Proper utilisation of the kinetic chain allows the multiple body segments to optimally contribute to the performance or execution of the specific task. In the tennis serve, a specific set of sequential actions have been described which begin distally at the lower extremity and cease with the segments of the upper extremity.83 ,89 The most effective serve motion creates adequate knee flexion, trunk rotation and core stability which allows the scapula to fully retract for increased energy storage and transference.83 ,88 Similar use of the kinetic chain is necessary for overhead throwing in baseball.83 The scapula is positioned between the trunk and the arm; to maximise its potential while minimising injury risk requires the kinetic chain links preceding the arm to be utilised appropriately. To achieve optimal scapular control, an overhead thrower must control the trunk over the back leg, have the forearm pronated during cocking, the front leg and hips directed at the target, and hip/trunk move synchronously in rotation towards the target.83 This will allow maximal scapular retraction to occur resulting in the ability to fully horizontally abduct and externally rotate the shoulder, increasing the ability to develop maximal velocity.83 In both scenarios, the larger muscles and segments serve as the initiators and regulators of function.
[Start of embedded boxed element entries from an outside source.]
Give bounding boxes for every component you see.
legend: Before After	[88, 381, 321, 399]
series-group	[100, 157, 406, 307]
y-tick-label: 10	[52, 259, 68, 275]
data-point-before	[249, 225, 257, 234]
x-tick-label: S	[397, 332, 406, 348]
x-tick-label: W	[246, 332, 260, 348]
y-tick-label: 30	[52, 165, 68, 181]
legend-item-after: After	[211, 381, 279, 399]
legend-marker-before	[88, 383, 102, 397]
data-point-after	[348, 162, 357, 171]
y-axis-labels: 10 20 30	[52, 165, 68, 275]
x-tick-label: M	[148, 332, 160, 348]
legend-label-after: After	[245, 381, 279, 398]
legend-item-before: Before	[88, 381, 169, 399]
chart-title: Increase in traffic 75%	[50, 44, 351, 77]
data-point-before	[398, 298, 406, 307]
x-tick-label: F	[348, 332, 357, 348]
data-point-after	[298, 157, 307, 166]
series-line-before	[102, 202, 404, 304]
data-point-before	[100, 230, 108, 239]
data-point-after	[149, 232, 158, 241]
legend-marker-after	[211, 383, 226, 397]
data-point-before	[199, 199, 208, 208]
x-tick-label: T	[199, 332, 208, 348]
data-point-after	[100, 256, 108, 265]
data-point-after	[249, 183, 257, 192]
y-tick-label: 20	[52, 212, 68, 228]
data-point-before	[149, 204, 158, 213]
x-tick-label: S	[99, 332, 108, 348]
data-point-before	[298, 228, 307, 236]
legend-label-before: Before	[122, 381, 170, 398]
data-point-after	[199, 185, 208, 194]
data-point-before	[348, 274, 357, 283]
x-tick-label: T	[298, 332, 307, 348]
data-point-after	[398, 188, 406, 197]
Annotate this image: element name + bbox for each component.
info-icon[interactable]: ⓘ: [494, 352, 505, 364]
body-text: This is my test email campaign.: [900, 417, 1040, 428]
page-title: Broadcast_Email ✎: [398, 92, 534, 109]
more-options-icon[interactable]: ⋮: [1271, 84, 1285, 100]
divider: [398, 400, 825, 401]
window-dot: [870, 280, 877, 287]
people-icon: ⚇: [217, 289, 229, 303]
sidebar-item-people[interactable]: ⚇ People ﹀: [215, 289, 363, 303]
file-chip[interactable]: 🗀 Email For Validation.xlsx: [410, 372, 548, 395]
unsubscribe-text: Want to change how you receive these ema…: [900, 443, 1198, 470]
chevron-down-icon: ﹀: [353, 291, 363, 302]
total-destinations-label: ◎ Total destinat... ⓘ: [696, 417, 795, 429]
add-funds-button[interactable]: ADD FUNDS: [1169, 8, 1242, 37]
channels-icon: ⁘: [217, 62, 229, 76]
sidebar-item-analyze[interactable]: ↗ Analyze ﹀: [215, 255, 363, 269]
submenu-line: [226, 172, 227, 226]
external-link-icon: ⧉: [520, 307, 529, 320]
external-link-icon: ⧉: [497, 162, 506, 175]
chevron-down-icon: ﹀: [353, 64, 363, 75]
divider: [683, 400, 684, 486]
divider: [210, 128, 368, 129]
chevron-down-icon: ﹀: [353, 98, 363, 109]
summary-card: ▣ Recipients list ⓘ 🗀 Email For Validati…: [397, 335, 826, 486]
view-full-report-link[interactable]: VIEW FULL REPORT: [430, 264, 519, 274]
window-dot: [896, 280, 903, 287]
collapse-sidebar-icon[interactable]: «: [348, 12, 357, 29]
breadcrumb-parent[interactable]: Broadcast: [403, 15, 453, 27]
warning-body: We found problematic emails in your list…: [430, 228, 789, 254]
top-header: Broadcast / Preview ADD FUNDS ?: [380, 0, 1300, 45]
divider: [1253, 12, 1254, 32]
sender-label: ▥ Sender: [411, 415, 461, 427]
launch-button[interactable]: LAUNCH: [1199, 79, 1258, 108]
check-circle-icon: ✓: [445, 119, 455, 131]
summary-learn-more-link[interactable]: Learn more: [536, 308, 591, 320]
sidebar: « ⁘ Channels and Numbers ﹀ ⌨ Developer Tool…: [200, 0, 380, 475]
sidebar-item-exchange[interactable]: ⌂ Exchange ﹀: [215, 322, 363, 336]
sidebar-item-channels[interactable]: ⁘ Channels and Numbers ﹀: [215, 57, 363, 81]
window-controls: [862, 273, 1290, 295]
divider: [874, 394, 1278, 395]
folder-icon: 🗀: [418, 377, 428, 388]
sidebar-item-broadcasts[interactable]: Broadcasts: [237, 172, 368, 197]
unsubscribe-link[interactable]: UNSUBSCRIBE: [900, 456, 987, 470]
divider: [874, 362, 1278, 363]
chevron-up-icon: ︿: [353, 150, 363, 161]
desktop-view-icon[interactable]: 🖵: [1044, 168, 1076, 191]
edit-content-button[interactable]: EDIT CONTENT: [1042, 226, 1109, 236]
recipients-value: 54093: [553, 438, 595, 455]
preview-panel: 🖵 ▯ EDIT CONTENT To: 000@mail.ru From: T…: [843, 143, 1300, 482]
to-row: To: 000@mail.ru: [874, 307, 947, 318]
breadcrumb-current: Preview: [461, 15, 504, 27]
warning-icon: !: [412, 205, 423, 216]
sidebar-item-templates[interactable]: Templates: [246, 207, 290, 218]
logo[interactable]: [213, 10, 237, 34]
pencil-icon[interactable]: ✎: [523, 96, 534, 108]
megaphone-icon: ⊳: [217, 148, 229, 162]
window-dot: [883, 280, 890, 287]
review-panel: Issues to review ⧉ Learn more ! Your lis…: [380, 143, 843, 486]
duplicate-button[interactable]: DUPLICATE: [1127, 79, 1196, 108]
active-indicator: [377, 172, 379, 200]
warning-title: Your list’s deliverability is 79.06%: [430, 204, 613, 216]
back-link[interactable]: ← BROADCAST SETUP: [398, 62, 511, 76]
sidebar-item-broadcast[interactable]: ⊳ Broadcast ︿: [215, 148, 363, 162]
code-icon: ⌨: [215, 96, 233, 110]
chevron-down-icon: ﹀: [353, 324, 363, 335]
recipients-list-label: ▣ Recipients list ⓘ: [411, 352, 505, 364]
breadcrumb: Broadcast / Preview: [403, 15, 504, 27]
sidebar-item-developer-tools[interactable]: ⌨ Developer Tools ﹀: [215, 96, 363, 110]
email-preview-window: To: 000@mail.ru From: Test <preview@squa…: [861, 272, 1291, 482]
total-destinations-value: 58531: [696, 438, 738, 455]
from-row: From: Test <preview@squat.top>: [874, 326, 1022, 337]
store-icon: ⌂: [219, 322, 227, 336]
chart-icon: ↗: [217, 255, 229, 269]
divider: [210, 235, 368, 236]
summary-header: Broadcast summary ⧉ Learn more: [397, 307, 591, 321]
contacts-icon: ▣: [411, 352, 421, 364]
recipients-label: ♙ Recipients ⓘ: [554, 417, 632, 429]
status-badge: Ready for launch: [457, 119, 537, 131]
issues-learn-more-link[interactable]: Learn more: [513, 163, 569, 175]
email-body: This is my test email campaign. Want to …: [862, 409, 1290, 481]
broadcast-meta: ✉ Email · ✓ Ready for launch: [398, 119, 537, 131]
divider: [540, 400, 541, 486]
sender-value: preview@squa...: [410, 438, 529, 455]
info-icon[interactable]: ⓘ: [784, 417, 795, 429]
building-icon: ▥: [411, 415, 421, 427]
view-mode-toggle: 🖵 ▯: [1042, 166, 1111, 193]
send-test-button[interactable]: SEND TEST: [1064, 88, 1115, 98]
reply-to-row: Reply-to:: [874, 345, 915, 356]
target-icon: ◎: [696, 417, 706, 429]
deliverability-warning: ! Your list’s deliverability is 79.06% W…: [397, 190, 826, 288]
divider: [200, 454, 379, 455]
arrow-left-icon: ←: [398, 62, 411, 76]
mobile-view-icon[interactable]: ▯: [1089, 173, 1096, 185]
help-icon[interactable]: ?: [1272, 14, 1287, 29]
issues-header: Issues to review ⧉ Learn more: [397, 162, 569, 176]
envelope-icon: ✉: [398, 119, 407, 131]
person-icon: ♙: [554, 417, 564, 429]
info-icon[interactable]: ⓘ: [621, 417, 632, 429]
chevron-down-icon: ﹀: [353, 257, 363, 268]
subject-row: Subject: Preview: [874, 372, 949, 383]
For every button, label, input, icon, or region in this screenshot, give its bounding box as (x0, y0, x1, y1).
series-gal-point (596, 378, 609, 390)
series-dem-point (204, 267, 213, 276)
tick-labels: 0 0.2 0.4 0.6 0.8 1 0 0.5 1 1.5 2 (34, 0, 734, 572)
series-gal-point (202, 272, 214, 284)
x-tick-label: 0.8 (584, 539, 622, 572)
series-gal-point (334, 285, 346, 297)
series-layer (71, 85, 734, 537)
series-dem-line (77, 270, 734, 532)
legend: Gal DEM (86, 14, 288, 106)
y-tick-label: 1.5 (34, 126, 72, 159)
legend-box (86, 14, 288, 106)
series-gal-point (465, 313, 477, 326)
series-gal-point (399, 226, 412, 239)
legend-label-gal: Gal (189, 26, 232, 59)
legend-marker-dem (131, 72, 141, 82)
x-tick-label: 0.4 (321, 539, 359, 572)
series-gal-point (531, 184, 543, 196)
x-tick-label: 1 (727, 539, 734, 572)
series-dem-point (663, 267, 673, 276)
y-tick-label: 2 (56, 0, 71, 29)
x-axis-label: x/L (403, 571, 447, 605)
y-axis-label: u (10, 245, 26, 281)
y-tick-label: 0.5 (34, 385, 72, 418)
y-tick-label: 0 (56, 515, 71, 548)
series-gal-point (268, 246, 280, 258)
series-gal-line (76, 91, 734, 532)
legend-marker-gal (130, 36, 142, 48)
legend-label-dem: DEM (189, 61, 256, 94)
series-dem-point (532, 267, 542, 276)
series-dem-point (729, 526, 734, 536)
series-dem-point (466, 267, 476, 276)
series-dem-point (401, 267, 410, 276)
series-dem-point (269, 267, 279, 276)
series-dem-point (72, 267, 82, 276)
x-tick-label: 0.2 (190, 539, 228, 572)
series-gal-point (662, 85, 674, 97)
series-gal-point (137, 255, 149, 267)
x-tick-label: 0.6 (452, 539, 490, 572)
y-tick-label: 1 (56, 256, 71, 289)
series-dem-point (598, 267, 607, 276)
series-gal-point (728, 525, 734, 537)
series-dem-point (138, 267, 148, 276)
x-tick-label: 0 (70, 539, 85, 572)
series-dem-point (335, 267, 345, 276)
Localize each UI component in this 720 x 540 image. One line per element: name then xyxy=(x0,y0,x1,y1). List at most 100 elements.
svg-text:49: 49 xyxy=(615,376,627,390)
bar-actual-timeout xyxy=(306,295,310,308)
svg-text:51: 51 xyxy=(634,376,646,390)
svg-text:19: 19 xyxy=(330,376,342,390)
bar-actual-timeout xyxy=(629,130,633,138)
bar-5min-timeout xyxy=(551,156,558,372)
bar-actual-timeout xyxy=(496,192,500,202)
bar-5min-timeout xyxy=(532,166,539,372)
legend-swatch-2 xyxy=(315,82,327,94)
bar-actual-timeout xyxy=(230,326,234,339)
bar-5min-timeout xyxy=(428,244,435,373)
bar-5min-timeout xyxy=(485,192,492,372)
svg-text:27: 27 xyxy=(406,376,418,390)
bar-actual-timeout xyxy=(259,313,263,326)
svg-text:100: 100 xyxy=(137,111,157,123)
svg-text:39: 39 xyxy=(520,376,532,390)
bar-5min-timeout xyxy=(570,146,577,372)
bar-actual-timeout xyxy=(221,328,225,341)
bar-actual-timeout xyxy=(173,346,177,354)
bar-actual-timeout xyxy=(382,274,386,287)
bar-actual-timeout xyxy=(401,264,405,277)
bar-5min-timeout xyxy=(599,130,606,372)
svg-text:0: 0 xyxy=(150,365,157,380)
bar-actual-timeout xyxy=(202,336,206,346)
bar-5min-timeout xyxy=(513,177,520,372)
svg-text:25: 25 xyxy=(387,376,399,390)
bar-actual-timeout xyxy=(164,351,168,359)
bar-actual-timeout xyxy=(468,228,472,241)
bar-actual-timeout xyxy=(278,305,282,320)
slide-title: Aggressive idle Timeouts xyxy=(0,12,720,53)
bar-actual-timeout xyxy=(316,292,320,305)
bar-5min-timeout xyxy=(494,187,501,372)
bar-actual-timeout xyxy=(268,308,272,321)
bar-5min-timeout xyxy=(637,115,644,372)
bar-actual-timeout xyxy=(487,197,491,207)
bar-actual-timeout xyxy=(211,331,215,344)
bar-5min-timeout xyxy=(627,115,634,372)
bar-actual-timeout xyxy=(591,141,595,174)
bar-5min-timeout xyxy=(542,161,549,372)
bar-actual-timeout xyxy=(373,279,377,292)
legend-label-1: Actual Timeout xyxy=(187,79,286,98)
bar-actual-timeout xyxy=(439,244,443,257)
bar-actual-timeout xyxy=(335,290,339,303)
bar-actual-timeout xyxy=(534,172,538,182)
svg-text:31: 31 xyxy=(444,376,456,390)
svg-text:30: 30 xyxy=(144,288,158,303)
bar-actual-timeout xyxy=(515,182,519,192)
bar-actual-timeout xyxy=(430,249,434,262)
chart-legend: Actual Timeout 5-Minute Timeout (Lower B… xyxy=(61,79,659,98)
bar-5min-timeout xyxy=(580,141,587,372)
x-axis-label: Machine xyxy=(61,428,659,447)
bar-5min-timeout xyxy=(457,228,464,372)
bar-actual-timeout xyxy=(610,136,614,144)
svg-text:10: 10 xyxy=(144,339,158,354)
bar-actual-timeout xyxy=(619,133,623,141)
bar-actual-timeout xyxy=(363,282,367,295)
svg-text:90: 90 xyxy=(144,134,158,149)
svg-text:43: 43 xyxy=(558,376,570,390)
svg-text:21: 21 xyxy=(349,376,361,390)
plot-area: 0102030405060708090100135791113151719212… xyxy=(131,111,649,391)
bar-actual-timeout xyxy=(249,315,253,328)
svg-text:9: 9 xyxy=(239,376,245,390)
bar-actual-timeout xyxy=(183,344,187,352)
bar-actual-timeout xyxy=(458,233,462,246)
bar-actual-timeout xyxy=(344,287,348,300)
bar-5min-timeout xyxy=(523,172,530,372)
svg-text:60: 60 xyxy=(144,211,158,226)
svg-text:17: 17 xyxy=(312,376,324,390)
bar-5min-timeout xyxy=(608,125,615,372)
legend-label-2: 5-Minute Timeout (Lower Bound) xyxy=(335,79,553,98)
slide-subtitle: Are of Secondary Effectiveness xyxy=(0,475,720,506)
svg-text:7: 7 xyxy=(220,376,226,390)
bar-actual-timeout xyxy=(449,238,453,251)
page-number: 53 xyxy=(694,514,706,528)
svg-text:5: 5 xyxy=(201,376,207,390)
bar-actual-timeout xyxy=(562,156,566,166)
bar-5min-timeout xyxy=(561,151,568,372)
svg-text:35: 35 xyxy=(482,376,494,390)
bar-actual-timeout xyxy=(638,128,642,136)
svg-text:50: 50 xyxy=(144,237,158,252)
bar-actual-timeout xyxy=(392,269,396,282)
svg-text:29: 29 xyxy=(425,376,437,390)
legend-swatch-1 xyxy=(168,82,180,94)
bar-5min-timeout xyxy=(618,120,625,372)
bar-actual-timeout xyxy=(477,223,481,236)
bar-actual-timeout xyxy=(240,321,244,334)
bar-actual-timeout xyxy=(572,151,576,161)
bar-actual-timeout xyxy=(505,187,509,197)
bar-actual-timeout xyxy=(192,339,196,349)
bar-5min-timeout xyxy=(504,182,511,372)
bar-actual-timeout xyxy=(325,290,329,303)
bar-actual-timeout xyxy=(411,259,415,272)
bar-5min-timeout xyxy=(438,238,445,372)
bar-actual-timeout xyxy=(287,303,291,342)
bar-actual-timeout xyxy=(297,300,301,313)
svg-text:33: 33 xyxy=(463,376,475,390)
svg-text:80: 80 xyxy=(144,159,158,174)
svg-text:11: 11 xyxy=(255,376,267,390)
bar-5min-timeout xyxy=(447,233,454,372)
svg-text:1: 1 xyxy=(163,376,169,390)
However, the alteration of a particular segment in the kinetic chain can result in either altered performance or injury to a more distal segment.90 ,91
Clinical implications
Sports participation results in slight differences in side-to-side motion and in scapular resting position in overhead athletes.66 ,84–86 The differences are increased or decreased upward rotation, increased internal rotation and/or variable changes in anterior/posterior tilt. Recent evidence has confirmed that some groups of throwing athletes have specific compensations in position, but display the same direction of motions during arm motion.87 These findings require that side-to-side evaluation be done to check for abnormal asymmetries, and that the observed alterations be treated only if they are found in association with injury. However, if alterations are found with injury, they should be addressed since the altered scapular positions have been hypothesised to have implications for decreases in muscle function and in injury.19–21 ,28 ,30 ,32 ,51 ,66 ,92–94 Muscle activation is coordinated in task-specific balanced force patterns to for stabilisation and control of dynamic coupled motion. The key scapular muscles for scapular stability and mobility are the upper and lower trapezius muscles and serratus anterior.